Again, what exactly is the joke here? Because it’s possible we’re meant to go “ha ha, rich people are suffering” but the bit is so vague it’s much more likely we’re meant to go “oh no, the market is imploding”, which… isn’t really a joke? It’s the kind of thing a shithouse political cartoonist would do, and even then they’d throw Bill Shorten in there somewhere lighting the fuse on a stick of dynamite so we could at least get that it was blaming him or something.
There’s a lot of reasons to dislike The Weekly and we’ve almost certainly listed them all over the years but here’s one we haven’t dusted off for a while: it’s a show where just about all the “comedy” comes from simply pointing out obvious things. Bill Shorten is shit! The Housing Market is struggling! It’s like a couple of really stupid kids watched a bunch of Clarke & Dawe and Micallef clips and thought “yes, comedy is all about explaining things!” without realising that the explanations have to be more than just pointing out stuff to turn it into comedy.

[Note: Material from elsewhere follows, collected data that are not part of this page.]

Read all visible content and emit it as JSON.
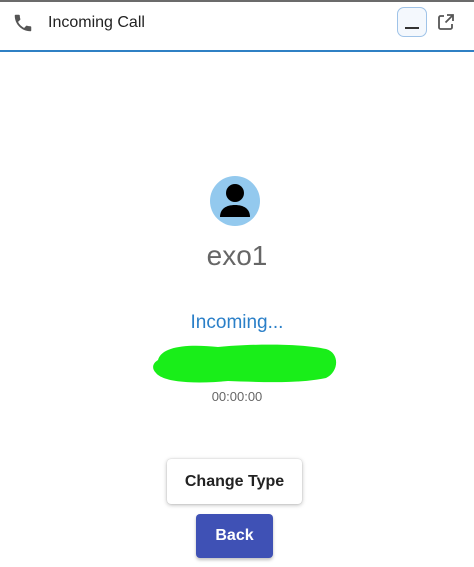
{
  "header": {
    "title": "Incoming Call",
    "icons": {
      "call": "phone-icon",
      "minimize": "minimize-icon",
      "popout": "popout-icon"
    }
  },
  "caller": {
    "name": "exo1",
    "avatar_icon": "user-icon"
  },
  "call": {
    "status": "Incoming...",
    "duration": "00:00:00"
  },
  "actions": {
    "change_type_label": "Change Type",
    "back_label": "Back"
  },
  "colors": {
    "accent_blue": "#2a7fc8",
    "header_border": "#2f80c4",
    "avatar_bg": "#93c9ee",
    "back_button": "#3f51b5",
    "redaction": "#19ee19"
  }
}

We were slightly excited when we figured out the reason why The Weekly was slightly better in the run up to the election announcement was because they were clearly stuck waiting for the big news and couldn’t put together their usual crap “explainer” segment that drags the rest of the show down. But now the election’s here and oh look, a lengthy report on that train crash Barnaby Joyce radio interview that is just… a slightly annotated version of that train crash Barnaby Joyce radio interview. It was bad enough when Mark Humphries decided that pretty much all he needed to do for his Barnaby Joyce impression was say “Labor” a whole lot; at least he bothered to dress up a little for his shithouse “joke”.
So here’s a bit of explaining from us: if all your comedy does is repeat what’s in the mainstream news with the occasional “what’s up with that”-style interjection, you’re not doing comedy. You’re also not doing news. So what are you doing?
Let’s go with wasting everybody’s time.